A generation ago, when I got married, the average age for marriage was 22—right out of college. Now the average age, for men and women both, is in the late twenties. This is not because young men are refusing to get off the dime for some mysterious reason. Rather, this is a structural, systemic, societal problem, one that we have all together created for ourselves, and the borders of which we rigorously police.

I will finish with this observation. Your letter indicated that you thought a big part of the problem with your ex-girlfriend is that she had been “affected by feminism.” What I would like you to meditate on is something that goes in what you might think is a surprising direction. I think that it is just as likely that the break-up was because you have been affected by feminism.

Again, this is what I mean by life in girl world. The women have been affected by it, of course, but so have the men. Men are expected to behave in a certain way, and so are the women, but women have proven less adaptable to the dictates of this anti-creational nonsense. In other words, both sexes will repeat their egalitarian catechism answers, but the women continue to do what women have always wanted to do, which is to marry up. Women are hypergamous, and they continue to make their decisions on this basis, despite the egalitarian rhetoric.
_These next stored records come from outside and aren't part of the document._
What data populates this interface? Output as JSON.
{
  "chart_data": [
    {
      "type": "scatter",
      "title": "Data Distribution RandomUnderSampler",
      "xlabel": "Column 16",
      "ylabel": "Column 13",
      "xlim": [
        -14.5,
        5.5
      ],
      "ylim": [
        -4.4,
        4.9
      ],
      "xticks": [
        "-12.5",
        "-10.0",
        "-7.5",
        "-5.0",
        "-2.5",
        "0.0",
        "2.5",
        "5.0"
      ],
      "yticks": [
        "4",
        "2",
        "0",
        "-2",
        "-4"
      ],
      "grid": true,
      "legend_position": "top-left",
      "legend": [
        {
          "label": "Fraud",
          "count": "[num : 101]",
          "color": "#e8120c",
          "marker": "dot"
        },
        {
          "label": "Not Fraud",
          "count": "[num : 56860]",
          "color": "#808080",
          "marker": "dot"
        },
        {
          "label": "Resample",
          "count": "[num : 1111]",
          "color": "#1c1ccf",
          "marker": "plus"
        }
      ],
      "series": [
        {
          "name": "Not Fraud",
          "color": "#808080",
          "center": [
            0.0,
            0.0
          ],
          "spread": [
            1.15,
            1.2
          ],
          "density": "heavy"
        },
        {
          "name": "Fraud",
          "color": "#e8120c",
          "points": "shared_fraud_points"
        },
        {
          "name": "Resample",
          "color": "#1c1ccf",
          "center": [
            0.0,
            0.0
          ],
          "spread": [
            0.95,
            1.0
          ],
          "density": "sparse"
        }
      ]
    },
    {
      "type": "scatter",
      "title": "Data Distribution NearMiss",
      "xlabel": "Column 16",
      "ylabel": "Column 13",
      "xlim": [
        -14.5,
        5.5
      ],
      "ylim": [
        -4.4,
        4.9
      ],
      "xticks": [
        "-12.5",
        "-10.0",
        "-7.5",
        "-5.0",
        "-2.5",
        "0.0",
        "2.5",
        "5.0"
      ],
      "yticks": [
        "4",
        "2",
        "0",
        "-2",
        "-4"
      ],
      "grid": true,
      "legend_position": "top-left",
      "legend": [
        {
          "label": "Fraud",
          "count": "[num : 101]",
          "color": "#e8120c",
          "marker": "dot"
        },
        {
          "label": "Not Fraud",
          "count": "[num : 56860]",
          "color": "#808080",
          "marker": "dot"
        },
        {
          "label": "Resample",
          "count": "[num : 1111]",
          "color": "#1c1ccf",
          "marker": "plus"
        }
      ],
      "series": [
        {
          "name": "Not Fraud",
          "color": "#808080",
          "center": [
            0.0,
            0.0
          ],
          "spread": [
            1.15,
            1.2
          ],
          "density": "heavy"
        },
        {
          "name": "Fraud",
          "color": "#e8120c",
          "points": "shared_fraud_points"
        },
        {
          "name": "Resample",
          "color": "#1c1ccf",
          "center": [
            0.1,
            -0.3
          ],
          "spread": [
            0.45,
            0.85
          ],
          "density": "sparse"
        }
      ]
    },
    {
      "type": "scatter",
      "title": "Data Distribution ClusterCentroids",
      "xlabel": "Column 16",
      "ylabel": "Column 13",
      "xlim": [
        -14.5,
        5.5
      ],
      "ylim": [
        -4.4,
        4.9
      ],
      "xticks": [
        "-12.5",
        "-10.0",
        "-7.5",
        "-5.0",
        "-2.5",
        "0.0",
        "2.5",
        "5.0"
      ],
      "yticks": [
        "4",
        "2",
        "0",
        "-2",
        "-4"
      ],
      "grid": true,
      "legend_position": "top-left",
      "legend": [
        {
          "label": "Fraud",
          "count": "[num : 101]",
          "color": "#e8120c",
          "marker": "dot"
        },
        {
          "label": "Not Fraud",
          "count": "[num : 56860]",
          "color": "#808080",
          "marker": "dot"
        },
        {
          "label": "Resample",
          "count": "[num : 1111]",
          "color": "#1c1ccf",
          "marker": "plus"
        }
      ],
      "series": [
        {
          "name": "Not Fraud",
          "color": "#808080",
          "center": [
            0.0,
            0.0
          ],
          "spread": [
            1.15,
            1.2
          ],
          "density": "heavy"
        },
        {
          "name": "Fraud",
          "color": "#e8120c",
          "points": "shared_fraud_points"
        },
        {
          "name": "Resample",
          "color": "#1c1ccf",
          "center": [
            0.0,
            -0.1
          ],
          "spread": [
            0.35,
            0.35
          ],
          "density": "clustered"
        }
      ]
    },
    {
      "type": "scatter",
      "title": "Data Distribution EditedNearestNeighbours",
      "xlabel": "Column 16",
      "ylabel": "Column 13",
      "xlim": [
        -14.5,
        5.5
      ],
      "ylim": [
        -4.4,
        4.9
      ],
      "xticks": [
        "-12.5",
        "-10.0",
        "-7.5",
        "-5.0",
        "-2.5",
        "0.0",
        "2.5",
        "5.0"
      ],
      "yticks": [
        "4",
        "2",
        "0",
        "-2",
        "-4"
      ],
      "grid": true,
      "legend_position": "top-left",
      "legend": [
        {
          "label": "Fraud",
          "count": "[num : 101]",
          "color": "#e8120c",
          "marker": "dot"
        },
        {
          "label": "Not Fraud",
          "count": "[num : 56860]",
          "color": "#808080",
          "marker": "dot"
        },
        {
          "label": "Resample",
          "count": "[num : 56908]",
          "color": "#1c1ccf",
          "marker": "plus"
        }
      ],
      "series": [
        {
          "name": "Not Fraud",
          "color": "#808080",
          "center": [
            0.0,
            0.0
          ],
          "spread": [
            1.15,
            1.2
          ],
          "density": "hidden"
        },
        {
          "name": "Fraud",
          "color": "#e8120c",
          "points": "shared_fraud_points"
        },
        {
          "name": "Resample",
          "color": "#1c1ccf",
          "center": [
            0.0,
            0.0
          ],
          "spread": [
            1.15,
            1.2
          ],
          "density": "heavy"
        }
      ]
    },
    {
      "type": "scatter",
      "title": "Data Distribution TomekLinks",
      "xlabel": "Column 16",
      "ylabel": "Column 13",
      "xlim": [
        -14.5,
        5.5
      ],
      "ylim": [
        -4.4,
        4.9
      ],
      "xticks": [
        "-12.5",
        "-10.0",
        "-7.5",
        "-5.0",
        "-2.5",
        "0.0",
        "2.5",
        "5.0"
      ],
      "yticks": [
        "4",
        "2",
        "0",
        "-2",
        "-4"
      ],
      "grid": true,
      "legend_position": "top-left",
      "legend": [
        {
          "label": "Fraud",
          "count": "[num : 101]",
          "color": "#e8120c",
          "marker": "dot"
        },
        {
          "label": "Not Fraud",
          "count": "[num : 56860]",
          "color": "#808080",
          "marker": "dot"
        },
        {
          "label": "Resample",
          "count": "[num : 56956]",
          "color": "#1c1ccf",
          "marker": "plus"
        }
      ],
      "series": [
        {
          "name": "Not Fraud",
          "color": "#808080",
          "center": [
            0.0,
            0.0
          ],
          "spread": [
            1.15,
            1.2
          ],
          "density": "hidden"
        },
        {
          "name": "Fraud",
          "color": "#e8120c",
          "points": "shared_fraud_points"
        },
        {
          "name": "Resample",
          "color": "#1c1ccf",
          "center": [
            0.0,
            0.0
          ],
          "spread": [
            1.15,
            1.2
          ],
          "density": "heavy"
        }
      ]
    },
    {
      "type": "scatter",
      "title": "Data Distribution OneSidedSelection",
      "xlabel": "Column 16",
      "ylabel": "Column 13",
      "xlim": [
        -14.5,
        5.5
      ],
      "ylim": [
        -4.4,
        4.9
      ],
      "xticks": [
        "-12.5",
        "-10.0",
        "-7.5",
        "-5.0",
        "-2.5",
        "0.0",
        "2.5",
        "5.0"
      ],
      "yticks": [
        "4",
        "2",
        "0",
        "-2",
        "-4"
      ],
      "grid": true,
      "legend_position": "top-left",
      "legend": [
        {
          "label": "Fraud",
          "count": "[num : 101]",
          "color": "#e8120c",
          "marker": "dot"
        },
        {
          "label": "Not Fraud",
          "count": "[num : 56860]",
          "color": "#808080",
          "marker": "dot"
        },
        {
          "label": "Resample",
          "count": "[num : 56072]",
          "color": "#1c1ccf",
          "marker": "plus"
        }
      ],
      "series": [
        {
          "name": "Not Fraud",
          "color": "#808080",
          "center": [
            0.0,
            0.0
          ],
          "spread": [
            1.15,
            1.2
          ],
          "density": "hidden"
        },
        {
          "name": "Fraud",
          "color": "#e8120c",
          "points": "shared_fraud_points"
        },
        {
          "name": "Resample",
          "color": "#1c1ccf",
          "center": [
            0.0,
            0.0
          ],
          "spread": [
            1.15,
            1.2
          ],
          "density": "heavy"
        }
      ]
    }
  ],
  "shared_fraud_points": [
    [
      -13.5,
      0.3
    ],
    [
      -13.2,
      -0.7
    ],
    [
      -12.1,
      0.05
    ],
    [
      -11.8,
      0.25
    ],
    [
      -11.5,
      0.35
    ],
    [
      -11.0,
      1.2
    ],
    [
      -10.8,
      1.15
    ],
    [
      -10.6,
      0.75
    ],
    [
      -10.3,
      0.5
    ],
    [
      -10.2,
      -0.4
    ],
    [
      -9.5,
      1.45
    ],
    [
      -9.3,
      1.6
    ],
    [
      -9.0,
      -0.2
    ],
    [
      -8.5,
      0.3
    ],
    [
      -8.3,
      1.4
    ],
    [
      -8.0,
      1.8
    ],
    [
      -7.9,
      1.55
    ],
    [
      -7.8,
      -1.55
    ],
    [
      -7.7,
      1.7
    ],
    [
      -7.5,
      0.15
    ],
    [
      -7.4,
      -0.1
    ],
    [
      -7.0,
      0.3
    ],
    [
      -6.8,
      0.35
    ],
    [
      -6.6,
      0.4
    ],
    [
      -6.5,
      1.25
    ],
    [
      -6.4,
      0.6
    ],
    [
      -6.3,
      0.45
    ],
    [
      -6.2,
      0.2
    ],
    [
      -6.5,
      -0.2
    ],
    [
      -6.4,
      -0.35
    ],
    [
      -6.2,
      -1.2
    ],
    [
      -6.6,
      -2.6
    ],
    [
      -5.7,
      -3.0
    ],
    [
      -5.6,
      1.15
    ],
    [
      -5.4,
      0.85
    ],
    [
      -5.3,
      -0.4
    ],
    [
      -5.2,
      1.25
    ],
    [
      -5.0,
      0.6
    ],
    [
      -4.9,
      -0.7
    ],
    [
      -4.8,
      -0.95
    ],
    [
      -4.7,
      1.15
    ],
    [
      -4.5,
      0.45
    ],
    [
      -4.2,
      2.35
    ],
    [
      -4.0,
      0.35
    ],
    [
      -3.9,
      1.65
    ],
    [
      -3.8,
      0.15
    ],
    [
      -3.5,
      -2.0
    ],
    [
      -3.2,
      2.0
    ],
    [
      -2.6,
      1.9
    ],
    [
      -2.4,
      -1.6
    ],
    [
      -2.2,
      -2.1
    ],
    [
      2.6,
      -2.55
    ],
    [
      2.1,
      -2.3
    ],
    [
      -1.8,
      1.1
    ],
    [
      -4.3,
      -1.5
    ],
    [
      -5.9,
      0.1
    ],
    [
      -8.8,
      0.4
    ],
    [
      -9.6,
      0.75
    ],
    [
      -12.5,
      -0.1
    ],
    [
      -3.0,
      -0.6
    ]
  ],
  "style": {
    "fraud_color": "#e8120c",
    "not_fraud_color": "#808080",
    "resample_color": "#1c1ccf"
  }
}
Men have made more of an effort to fit in with the new egalitarian imperative , and then are surprised at the fact that the women don’t respond romantically to what the women appear to be demanding rhetorically. Right? You mentioned the guy that your ex is now dating, and the fact that he is in fact what she falsely accused you of being. You described him as being something of an alpha jerk, and she went for him after saying that you weren’t sensitive enough. What kind of sense does that make?

But it makes all the sense in the world, if you look at the world the way God made it, and stop listening to the lies that we tell ourselves about the brave, new world we are supposedly constructing. We are doing no such thing. We just simply growing increasingly befuddled about the old world—the one God ordained for us to live in. Because like it or not, that is the world we live in.

We must look at what God’s Word says, first, and then secondly look at how the world actually functions. Stop listening to what all the pundits and experts say, and look at what women do. Then look at what men do. And then take that to the Word.